2° Celles qui n'avaient que des pustules n'ont rien produit, et n'ont point cherché à se rapprocher de celles qui ne portaient que des tumeurs jaunes destinées à devenir des œufs féconds. Un peut produire à volonté, dans toutes les saisons, le développement des pustules, qui sont réellement une maladie des hydres, dont elles guérissent presque toujours. Un individu figuré à côté porte de ces pustules en voie de guérison. L'une de ces tumeurs va se transformer en bourgeon. Chez l'individu dont la figure suit, la guérison des pustules est encore plus avancée. L'auteur n'a jamais vu des œufs se former sur le lieu même de ces pustules en voie de guérison;
3º Les hydres, qui portaient en même temps des pustules et des œufs, se sont comportées comme des mères atteintes d'une maladie qui ne les empêche pas de produire des œufs moins nombreux seulement, qui même, dans plusieurs cas, n'étaient pas féconds.

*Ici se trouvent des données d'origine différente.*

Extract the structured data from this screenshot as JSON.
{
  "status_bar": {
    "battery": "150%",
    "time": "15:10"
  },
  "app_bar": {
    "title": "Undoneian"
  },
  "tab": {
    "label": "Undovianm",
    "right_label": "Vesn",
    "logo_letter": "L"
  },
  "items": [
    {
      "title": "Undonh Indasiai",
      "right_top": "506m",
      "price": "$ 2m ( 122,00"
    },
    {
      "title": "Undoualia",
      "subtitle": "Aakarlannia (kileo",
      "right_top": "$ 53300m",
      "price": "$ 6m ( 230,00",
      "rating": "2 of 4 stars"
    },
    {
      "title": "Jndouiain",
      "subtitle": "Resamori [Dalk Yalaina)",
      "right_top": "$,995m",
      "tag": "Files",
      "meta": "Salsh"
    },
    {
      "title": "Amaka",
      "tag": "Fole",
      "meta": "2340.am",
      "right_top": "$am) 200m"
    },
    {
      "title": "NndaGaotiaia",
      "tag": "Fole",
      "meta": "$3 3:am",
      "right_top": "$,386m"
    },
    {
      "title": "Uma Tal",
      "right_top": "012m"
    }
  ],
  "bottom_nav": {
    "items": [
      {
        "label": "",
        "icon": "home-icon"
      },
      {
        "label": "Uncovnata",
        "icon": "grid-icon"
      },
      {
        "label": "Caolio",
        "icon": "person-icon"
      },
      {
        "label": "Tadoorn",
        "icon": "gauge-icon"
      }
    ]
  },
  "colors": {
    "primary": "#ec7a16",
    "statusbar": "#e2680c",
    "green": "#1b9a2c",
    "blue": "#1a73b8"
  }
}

L'auteur a mis le plus grand soin à s'assurer qu'aucune de ces tumeurs ne réunissait en même temps le fluide corpusculifère des pustules et la substance jaune qui constitue les œufs, ce qui ne permet pas de croire que le point du corps d'une hydre qui produit un œuf serait en quelque sorte hermaphrodite, c'est-à-dire une sorte d'organe bisexuel transitoire.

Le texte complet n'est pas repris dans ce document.